Si vous voulez, je rêve que nous soyons, un jour, véritablement acteurs de l’exploitation et de la protection de nos ressources.

Quelles sources, quels héritages et traditions, quels auteurs souligneriez-vous parmi vos plus grandes influences ?

Ma source d’inspiration première est ma famille, mes anciens. Je suis issu d’une lignée d’orateurs. Mon père, Polikalepo Tupalelagi Muliava (pour ne citer que lui), était de son vivant un brillant orateur, chef coutumier et homme politique. Il défendait et pronait déjà dans les années 1980 cette idée d’union océanienne à travers ses discours et son journal culturel et d’informations en langue faka ‘uvea et fakafutuna qu’il a crée en 1973 en Nouvelle-Calédonie (il s’agissait déjà du premier journal culturel et d’informations en langue vernaculaire d’Océanie à cette époque). Ma grand-mère maternelle, Elisapeta Sialetaginoa Galu’ola, était également connue pour sa verve et sa dextérité dans le maniement du verbe lors des rassemblements familiaux et coutumiers.

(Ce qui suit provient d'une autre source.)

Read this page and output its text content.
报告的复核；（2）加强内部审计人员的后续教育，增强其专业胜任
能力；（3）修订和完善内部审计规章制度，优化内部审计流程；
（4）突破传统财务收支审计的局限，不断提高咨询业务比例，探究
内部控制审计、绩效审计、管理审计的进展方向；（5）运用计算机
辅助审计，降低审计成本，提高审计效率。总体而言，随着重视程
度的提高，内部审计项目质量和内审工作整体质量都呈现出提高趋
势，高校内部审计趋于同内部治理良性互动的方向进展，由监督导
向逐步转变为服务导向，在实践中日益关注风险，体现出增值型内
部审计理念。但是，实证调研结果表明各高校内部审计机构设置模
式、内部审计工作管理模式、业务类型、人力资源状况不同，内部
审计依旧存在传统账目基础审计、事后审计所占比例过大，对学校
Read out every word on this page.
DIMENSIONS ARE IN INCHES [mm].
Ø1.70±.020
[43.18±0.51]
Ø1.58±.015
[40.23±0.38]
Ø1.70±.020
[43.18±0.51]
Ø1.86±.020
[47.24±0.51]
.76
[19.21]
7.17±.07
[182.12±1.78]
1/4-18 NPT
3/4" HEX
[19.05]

Je lis les articles des océanistes (ethno-archéologues, archéologues, linguistes) par ce que mon métier le veut, et aussi parce que dans mon esprit ces articles matérialisent, certes par le prisme de l’analyse d’un océaniste, la parole des mes anciens.

À mon grand regret, je ne suis pas un lecteur de productions littéraires et je pense que cela se ressent dans mon écriture. De la littérature, je ne retiens que les auteurs dont on a appris par cœur quelques poèmes ou textes à l’école primaire, ou analysés dans le secondaire.

En définitive, je dirais que je suis influencé dans mon écriture par ma culture océanienne que ce soit par transmission directe ou indirecte par l’intermédiaire d’ouvrages en sciences humaines.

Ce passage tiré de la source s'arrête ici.